Now that’s chutzpah

William Saletan has done everyone a solid and debunked the awful, shoddy new study about same-sex parents by Mark Regnerus.  If you’re unfamiliar with the study and have no idea what I’m talking about, best just to move on and pretend nothing is happening.  Nothing meaningful is.

But I was sufficiently struck by this little passage in Regnerus’ own précis in Slate to offer a small comment of my own:

So why did this study come up with such different results than previous work in the field? And why should one study alter so much previous sentiment? Basically, better methods. When it comes to assessing how children of gay parents are faring, the careful methods and random sampling approach found in demography has not often been employed by scholars studying this issue, due in part—to be sure—to the challenges in locating and surveying small minorities randomly. In its place, the scholarly community has often been treated to small, nonrandom “convenience” studies of mostly white, well-educated lesbian parents, including plenty of data-collection efforts in which participants knew that they were contributing to important studies with potentially substantial political consequences, elevating the probability of something akin to the “Hawthorne Effect.” This is hardly an optimal environment for collecting unbiased data (and to their credit, many of the researchers admitted these challenges). I’m not claiming that all the previous research on this subject is bunk. But small or nonrandom studies shouldn’t be the gold standard for research, all the more so when we’re dealing with a topic so weighted with public interest and significance. [emphasis added]

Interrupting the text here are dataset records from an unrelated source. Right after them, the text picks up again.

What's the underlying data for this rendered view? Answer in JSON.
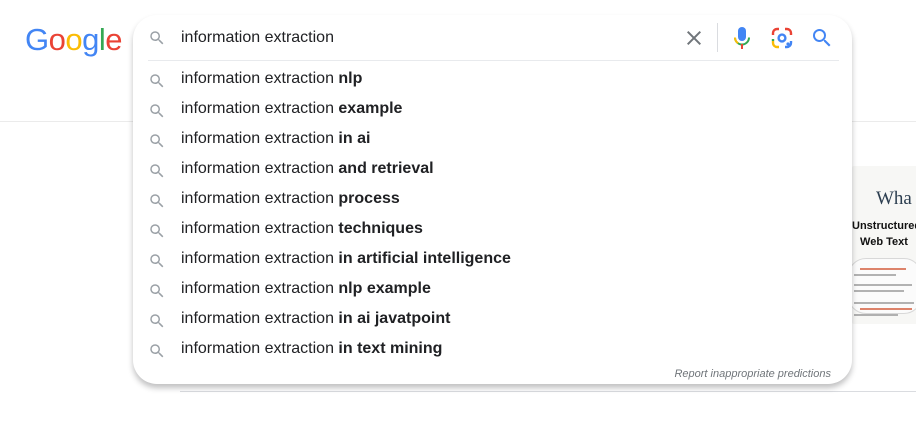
{
  "logo": {
    "letters": [
      "G",
      "o",
      "o",
      "g",
      "l",
      "e"
    ]
  },
  "search": {
    "query": "information extraction",
    "clear_icon": "close-icon",
    "voice_icon": "microphone-icon",
    "lens_icon": "camera-lens-icon",
    "submit_icon": "search-icon"
  },
  "suggestions": [
    {
      "prefix": "information extraction ",
      "bold": "nlp"
    },
    {
      "prefix": "information extraction ",
      "bold": "example"
    },
    {
      "prefix": "information extraction ",
      "bold": "in ai"
    },
    {
      "prefix": "information extraction ",
      "bold": "and retrieval"
    },
    {
      "prefix": "information extraction ",
      "bold": "process"
    },
    {
      "prefix": "information extraction ",
      "bold": "techniques"
    },
    {
      "prefix": "information extraction ",
      "bold": "in artificial intelligence"
    },
    {
      "prefix": "information extraction ",
      "bold": "nlp example"
    },
    {
      "prefix": "information extraction ",
      "bold": "in ai javatpoint"
    },
    {
      "prefix": "information extraction ",
      "bold": "in text mining"
    }
  ],
  "report_link": "Report inappropriate predictions",
  "thumbnail": {
    "title": "Wha",
    "subtitle_line1": "Unstructured",
    "subtitle_line2": "Web Text"
  },
  "colors": {
    "blue": "#4285f4",
    "red": "#ea4335",
    "yellow": "#fbbc05",
    "green": "#34a853",
    "icon_gray": "#9aa0a6",
    "text": "#202124"
  }
}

Wow.  Just wow.  That is some serious chutzpah right there.  Because to my reading (and I am admittedly a little bit biased on the subject, what with being the proud father of a small child, along with my husband) Regnerus’ study is a wonderful example of shitty, shitty methods.  If I were a less charitable person than I am, I would be inclined to speculate that the study employed such loose methods in order to best fit the biases of the socially conservative entities that funded it.  But I’m sure that couldn’t possibly be the case.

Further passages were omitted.